Im Land Brandenburg gibt es derzeit zwei Förderprogramme zur Ausstattung von Schülerinnen und Schülern mit mobilen Endgeräten. Im Rahmen des DigitalPakts wurden von den Schulträgern bislang rund 22.000 digitale Endgeräte für Schülerinnen und Schüler angeschafft beziehungsweise bestellt. Zudem wurde ein landeseigenes Förderprogramm aufgelegt, mit dem noch einmal rund 28.600 digitale Endgeräte angeschafft werden können. Aufgrund der zum Teil langen Lieferzeiten sind aber vielleicht noch nicht alle angekommen. Bei den anderen der knapp 300.000 Schülerinnen und Schülern in Brandenburg gehen wir davon aus, dass die Familien Geräte haben.

Zur Person

  • Britta Ernst (SPD) ist 2021 Präsidentin der Kultusministerkonferenz. Nach 2005 nimmt Brandenburg damit zum zweiten Mal den Vorsitz ein.
  • Ihre KMK-Präsidentschaft hat sie unter das Schwerpunktthema „Lernen und Lehren – guter Unterricht in Zeiten der digitalen Transformationen“ gestellt. Sie will den Blick darauf lenken, wie Unterrichtsqualität im Zeitalter der Digitalisierung gedacht, gestaltet und umgesetzt werden muss.
  • Seit 2017 ist Britta Ernst Ministerin für Bildung, Jugend und Sport in Brandenburg, zuvor war sie Bildungsministerin in Schleswig-Holstein.
  • Von 1997 bis 2011 war die Diplom-Volkswirtin und -Sozialökonomin Mitglied der Hamburgischen Bürgerschaft, danach Fraktionsgeschäftsführerin der SPD-Bundestagsfraktion in Berlin.

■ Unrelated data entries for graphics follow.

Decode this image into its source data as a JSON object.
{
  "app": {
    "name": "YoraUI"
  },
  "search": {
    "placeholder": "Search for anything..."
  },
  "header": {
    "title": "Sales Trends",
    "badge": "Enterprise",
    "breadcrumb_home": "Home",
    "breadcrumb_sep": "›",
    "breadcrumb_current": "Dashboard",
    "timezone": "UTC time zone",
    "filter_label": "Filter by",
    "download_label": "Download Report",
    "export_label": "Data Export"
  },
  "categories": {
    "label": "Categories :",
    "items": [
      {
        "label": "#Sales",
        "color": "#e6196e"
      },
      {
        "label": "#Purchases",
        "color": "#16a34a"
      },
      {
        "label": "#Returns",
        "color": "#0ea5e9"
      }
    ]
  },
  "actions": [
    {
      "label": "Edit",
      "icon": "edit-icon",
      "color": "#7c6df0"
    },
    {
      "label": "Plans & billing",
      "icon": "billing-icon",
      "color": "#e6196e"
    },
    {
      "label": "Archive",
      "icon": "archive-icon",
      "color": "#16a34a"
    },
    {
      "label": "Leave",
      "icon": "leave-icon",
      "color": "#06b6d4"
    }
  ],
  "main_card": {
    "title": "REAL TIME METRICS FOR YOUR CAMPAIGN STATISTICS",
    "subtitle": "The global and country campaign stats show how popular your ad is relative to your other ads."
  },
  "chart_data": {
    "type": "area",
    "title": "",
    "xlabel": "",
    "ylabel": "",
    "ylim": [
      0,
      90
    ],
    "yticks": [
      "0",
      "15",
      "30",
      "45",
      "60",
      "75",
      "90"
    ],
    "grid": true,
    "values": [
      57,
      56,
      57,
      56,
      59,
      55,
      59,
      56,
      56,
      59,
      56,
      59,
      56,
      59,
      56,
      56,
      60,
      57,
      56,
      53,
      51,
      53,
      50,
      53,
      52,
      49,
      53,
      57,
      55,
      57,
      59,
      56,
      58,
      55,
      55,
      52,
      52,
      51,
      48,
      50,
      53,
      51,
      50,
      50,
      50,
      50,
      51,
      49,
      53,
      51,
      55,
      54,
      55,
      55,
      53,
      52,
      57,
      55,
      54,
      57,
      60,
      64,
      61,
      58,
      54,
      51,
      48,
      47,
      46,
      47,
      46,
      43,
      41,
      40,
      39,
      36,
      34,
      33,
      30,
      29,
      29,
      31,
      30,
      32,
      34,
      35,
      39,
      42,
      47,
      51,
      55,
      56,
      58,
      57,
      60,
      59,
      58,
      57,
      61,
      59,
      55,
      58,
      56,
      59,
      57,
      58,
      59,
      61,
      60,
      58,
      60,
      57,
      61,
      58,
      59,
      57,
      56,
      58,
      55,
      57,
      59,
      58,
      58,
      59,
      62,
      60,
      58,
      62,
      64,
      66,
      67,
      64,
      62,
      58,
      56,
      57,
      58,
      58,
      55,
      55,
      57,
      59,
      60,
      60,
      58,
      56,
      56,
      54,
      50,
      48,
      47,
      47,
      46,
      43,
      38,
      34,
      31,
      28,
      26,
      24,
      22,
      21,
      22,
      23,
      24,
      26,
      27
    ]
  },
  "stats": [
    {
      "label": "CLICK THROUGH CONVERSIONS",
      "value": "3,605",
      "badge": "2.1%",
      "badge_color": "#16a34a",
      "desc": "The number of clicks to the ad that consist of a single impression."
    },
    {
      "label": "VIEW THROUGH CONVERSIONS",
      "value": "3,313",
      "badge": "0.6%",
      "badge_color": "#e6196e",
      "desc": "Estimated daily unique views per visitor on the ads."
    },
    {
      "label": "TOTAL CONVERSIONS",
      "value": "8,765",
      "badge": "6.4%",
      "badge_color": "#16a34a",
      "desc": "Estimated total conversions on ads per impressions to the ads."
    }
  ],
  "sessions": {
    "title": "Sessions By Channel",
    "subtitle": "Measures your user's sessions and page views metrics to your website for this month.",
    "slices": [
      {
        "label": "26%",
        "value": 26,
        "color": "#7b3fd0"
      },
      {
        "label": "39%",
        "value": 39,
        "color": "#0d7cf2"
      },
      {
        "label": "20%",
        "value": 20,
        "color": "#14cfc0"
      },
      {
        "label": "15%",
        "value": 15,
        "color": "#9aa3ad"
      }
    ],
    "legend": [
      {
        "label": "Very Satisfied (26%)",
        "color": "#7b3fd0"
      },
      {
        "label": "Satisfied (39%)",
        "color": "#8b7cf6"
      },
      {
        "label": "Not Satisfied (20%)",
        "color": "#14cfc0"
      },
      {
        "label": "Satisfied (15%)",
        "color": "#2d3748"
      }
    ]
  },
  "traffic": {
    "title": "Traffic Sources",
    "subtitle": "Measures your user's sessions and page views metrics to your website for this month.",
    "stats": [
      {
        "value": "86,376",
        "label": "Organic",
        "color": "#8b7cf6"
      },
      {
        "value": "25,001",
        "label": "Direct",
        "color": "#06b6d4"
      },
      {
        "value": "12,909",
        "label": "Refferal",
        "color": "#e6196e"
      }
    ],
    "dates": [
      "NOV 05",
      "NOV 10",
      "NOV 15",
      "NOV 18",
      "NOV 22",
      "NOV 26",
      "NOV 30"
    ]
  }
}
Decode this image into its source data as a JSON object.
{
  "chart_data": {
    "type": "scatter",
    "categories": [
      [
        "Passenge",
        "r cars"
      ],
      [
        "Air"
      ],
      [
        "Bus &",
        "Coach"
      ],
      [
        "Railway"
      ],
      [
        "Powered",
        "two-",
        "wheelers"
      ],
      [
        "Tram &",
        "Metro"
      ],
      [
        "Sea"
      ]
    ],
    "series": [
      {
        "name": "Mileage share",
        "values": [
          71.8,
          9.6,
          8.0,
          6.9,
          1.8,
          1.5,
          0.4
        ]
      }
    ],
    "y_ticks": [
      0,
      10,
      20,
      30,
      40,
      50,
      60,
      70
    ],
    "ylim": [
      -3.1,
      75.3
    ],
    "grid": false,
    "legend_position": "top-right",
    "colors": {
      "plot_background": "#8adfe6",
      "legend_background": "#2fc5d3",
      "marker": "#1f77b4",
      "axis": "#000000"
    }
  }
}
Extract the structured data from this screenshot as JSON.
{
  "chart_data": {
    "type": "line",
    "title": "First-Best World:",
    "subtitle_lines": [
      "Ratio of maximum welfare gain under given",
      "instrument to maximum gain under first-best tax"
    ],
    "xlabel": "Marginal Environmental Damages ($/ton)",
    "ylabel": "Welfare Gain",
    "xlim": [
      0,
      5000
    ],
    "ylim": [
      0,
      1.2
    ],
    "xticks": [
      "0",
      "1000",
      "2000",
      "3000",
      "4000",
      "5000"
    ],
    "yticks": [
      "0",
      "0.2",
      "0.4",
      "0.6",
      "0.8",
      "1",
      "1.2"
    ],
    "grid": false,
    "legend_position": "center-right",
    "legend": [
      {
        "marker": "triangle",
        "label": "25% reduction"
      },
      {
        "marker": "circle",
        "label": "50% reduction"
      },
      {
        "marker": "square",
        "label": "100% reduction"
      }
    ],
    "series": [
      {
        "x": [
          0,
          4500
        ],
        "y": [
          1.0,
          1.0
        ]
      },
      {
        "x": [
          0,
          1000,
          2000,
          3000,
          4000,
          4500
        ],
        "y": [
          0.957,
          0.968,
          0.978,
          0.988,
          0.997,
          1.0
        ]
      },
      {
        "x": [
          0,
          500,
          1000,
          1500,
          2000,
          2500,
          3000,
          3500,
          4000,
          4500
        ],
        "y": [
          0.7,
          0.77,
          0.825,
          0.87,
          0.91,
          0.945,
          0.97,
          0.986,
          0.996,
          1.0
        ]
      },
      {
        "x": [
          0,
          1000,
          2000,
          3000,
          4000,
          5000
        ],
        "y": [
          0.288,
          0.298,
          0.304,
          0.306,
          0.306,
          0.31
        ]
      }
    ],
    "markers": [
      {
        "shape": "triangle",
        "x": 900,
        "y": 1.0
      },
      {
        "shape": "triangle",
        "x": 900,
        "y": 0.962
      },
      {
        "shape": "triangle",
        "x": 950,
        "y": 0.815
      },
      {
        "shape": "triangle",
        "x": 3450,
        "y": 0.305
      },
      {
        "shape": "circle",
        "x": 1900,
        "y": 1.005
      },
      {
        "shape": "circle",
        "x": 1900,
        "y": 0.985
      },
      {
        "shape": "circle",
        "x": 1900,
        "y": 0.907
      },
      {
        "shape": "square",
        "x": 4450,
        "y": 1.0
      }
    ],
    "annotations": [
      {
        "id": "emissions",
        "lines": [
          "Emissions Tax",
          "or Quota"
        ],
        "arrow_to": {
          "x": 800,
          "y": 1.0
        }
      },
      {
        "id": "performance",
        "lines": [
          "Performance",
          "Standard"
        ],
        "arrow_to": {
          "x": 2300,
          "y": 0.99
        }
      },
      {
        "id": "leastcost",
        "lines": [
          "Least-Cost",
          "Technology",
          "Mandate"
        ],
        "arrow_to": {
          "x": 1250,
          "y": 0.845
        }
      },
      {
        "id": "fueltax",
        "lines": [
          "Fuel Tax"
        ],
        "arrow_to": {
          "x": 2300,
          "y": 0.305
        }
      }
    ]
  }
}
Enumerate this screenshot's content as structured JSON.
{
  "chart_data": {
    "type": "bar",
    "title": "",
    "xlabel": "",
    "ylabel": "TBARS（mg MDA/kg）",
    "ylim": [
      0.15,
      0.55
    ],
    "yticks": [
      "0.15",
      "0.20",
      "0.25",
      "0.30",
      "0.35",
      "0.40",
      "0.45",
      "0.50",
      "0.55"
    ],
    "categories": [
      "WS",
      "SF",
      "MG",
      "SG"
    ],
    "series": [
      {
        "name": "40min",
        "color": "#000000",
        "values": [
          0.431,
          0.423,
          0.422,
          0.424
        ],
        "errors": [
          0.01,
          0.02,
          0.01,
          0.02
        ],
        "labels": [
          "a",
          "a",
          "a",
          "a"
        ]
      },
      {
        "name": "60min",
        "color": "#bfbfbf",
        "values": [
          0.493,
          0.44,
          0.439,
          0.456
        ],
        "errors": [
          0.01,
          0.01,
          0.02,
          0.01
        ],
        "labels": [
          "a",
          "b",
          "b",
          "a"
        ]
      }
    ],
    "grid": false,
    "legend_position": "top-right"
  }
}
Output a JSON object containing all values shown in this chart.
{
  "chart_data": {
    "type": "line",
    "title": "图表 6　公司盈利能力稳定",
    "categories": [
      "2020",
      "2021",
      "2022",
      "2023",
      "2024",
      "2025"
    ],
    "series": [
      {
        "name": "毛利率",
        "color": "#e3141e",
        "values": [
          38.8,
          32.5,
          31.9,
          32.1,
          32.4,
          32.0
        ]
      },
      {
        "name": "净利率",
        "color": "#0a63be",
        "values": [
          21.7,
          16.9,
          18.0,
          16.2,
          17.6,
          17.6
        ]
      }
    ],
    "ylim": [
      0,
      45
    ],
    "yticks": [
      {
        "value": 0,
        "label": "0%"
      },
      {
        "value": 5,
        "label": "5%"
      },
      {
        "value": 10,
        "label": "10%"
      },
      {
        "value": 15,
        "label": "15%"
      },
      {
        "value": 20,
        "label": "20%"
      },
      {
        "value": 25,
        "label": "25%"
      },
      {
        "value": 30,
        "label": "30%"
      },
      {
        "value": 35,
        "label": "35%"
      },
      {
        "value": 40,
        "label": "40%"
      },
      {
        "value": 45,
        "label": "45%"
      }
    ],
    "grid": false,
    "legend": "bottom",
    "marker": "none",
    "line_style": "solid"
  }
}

Mehr zur Kultusministerkonferenz

  • Bei der 373. Kultusministerkonferenz am 18. März haben sich die Kultusministerinnen und Kultusminister der Länder dafür ausgesprochen, die Schulen so lange wie möglich offen zu halten. „Für die Kinder und Jugendlichen ist der Schulbesuch für ihre weitere Bildungsbiographie von entscheidender Bedeutung”, sagte die KMK-Präsidentin Britta Ernst. Damit der Schulbesuch weiter möglich ist, fordern die Kultusministerinnen und Kultusminister flächendeckende Testmöglichkeiten für Schulen und eine vorrangige Impfung für Lehrkräfte im Präsenzunterricht.
  • Auswirkungen hat der Lockdown insbesondere auch für den Übergang von der Schule in den Ausbildungsmarkt. Daher unterstützt die Kultusministerkonferenz die „Gemeinsame Aktion zur Stärkung von Ausbildungsbetrieben und jungen Menschen in der Corona-Pandemie”. Dabei geht es insbesondere darum, die Berufsorientierung zu stärken und Ausbildungsplätze zu sichern – gerade vor dem Hintergrund, dass das Angebot der Ausbildungsplätze im vergangenen Jahr um elf Prozent zurückgegangen ist.
  • Die Kultusministerkonferenz hat sich auch darauf verständigt, die mathematische Bildung zu stärken. Sie setzt dabei auf eine stärkere Zusammenarbeit mit dem Deutschen Zentrum für Lehrerbildung Mathematik (DZLM). Damit ist auch die Hoffnung verbunden, bei Vergleichsstudien wie PISA in Zukunft im Fach Mathematik besser abzuschneiden.
  • Überarbeitet hat die KMK auch die Empfehlung zum sonderpädagogischen Schwerpunkt Geistige Entwicklung. Ziel der Empfehlung sei es, „dass diese Kinder und Jugendliche entsprechende individuelle Bildungs-, Beratungs- und Unterstützungsangebote an allen Lernorten erhalten und somit eine Chance auf vollumfängliche Teilhabe und Persönlichkeitsentwicklung”, heißt es in einer Pressemitteilung der KMK. Mit der Umsetzung der Empfehlung soll erreicht werden, die Anzahl der Schülerinnen und Schüler ohne Schulabschluss zu senken.